Ausserdem wäre auch sehr zu wünschen, daß einsichtsvolle Menschenfreunde ausführbare Mittel an die Hand geben möchten, wie der Pest des Kinderabtreibens, die im Finstern schleichet, von welcher sich aus Patriotismus hier öffentlich reden zu müssen geglaubt habe, angemessen, behutsam und nachdrücklich, begegnet werden könne. Vorschläge dieser Art werden von den Herausgebern dieses Journals dankbarlich angenommen und eingerücket werden.



  1. Retrahunt membrum virile ante emissionem seminis; peruetusta sane ars; quae proprie Onani illius facinus est, de quo Genes. 38,9. legimus.

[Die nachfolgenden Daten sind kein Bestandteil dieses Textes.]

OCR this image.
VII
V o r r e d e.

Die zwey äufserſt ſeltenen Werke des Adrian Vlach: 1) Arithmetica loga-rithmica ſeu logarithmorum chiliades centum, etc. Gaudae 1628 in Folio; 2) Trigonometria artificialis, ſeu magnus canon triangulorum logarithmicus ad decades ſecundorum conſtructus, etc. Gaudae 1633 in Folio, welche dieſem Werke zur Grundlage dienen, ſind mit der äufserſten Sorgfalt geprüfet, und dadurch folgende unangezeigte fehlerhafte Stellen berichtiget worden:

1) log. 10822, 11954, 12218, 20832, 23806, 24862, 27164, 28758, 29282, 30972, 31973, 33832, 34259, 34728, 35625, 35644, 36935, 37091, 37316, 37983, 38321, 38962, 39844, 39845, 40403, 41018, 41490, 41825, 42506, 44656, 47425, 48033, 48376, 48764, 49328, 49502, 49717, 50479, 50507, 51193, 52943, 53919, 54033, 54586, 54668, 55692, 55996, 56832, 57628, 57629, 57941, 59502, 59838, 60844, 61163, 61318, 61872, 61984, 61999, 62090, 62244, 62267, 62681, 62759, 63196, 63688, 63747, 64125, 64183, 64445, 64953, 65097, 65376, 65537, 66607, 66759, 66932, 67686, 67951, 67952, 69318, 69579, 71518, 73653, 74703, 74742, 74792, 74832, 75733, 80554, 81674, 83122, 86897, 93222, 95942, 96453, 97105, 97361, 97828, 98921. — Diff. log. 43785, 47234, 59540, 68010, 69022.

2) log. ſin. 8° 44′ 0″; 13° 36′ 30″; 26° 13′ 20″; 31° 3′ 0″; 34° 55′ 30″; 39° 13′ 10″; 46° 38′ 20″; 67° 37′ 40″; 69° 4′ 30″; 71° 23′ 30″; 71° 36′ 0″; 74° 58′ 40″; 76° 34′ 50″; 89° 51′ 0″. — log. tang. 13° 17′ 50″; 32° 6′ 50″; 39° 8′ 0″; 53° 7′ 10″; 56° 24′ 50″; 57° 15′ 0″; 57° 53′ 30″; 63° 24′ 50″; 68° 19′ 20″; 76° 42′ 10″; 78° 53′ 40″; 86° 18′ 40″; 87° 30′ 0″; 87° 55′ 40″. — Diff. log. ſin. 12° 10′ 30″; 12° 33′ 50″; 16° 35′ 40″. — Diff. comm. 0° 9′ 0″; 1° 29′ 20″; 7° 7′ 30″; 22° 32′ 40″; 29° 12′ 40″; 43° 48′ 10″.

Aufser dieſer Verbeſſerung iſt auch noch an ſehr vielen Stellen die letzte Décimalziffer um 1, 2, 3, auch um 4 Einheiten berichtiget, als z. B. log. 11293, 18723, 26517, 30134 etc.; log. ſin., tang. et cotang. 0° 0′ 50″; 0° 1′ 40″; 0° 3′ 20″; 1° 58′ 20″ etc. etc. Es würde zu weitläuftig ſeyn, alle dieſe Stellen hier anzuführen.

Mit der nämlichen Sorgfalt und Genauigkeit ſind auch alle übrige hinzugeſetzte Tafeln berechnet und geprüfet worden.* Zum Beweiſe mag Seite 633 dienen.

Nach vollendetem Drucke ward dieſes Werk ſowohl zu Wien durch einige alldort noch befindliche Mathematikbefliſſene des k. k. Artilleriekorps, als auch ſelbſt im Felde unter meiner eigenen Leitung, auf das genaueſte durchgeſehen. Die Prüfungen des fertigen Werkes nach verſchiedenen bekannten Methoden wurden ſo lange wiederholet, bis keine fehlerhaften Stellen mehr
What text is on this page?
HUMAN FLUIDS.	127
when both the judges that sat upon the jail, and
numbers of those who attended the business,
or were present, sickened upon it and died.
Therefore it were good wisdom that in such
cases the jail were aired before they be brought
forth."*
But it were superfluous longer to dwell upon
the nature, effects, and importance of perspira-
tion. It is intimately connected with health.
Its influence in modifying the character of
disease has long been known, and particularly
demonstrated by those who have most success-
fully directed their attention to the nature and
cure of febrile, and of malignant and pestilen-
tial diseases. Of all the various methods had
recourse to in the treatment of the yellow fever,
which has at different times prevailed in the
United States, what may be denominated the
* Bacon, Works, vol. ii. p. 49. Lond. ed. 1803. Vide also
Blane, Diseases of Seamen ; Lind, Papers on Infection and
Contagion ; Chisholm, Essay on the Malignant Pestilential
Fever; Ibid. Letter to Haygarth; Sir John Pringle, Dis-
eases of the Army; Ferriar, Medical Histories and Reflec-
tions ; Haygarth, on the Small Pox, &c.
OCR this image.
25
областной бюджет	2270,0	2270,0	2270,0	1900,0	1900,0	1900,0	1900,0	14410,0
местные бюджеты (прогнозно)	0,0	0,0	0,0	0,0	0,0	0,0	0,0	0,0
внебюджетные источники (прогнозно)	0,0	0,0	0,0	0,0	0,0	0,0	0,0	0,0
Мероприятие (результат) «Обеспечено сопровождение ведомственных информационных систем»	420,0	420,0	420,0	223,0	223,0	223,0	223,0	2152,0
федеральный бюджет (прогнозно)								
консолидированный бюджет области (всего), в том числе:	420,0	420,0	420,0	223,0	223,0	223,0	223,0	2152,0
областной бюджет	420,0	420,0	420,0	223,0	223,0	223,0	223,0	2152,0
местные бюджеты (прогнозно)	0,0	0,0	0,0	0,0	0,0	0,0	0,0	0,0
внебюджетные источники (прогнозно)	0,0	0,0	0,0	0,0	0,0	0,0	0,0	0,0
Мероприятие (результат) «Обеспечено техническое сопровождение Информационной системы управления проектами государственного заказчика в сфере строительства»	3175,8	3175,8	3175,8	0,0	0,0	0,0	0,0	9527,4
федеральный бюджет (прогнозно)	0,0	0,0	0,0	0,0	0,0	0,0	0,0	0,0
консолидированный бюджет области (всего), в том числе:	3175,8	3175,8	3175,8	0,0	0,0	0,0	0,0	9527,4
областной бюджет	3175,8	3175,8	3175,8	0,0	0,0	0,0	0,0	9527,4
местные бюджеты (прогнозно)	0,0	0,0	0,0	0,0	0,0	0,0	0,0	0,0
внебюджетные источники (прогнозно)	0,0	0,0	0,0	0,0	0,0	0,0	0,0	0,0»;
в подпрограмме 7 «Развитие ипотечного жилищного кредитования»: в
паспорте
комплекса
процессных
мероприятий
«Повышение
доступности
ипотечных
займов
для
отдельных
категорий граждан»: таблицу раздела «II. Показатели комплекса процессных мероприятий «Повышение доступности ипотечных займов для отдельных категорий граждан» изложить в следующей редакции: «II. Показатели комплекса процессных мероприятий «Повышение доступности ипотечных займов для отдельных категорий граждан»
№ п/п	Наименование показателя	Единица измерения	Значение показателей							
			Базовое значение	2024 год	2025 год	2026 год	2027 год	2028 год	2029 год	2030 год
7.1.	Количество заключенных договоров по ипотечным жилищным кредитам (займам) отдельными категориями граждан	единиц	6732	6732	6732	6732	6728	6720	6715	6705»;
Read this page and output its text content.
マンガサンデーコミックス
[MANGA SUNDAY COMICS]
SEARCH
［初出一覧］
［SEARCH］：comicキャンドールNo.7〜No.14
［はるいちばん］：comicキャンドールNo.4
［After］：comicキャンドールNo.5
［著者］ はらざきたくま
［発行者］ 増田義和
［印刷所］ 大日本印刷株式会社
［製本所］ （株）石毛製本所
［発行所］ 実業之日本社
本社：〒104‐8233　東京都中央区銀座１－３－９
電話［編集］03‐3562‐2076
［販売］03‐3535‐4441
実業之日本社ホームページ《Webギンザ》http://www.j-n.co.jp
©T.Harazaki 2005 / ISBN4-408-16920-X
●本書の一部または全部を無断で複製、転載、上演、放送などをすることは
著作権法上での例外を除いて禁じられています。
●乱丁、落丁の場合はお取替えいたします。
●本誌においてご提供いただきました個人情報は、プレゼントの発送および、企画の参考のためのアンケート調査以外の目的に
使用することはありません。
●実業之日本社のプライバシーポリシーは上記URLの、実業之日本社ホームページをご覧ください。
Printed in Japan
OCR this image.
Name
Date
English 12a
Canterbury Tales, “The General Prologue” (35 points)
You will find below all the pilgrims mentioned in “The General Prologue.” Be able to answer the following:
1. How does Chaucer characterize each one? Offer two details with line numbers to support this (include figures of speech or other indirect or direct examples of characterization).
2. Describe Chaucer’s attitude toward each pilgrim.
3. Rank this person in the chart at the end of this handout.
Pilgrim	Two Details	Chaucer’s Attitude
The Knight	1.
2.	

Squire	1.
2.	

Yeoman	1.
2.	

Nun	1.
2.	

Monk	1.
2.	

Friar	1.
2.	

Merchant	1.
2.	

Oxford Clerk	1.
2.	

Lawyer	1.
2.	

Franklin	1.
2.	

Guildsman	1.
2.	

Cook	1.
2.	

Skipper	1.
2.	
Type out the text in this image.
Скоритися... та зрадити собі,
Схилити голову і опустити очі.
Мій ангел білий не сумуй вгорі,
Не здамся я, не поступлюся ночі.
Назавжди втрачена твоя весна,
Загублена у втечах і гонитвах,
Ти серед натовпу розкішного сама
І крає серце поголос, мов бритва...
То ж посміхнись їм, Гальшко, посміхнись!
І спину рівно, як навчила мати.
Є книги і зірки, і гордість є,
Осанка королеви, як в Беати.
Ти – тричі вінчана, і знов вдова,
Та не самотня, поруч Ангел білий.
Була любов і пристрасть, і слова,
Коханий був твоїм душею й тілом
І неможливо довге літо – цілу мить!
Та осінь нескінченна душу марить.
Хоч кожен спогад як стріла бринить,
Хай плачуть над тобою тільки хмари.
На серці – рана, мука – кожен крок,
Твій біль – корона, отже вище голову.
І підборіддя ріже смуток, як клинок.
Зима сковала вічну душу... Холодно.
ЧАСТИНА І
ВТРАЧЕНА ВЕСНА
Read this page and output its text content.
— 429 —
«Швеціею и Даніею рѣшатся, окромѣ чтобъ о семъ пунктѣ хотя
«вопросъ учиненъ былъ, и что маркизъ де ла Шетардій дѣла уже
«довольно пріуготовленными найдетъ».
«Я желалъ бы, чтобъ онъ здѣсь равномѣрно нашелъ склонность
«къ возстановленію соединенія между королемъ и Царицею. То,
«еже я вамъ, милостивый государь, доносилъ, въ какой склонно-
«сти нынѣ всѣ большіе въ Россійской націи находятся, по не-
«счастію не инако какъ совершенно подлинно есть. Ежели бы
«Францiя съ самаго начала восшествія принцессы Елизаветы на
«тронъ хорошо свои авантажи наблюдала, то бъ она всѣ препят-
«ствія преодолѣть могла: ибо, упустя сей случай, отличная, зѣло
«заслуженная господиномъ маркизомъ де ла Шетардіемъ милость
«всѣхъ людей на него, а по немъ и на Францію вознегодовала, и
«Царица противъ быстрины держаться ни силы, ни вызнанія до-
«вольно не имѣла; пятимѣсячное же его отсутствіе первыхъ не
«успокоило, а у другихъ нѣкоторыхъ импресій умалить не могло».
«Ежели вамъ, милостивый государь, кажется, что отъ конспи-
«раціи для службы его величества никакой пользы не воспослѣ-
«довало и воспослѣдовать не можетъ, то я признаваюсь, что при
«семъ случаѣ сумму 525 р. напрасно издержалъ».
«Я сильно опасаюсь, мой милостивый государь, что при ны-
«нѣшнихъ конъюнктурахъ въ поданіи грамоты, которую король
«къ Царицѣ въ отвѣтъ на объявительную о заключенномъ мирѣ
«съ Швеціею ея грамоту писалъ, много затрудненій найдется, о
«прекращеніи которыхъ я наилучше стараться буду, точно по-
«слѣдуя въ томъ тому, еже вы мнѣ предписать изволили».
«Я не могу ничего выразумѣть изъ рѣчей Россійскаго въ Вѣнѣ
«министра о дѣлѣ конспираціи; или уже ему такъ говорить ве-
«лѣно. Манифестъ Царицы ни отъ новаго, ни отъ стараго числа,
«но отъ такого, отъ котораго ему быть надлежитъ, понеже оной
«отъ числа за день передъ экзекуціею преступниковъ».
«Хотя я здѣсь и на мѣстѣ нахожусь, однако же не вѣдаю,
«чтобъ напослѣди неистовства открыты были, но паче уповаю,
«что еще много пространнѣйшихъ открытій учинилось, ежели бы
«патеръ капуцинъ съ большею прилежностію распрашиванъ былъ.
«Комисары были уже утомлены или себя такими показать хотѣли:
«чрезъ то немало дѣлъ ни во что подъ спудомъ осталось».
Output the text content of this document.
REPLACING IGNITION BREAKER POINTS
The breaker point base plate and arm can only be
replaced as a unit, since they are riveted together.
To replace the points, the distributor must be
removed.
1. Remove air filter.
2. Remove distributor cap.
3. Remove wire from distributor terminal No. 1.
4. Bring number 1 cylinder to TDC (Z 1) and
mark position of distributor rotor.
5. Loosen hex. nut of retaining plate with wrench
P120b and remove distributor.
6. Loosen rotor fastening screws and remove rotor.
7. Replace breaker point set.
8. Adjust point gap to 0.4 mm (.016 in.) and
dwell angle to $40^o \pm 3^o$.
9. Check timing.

  2. Ich erinnere mich, in gewissen Inquisitions-Acten [235] gelesen zu haben, daß ein Adulterant durch Eingeständniß dieses Umstands seine That zu einem bloßen Attentat herabwürdigen wollte, und habe mich sehr gewundert, daß das Justiz-Collegium in dem Strafurtheil über diesen Punct so schnell wegging und ihn bloß mit der gewöhnlichen Adulteranten-Strafe belegt. – Sollte nicht hierauf besonders inquiriret und diese Sache als unnatürliches Vergehen besonders bestrafet worden seyn?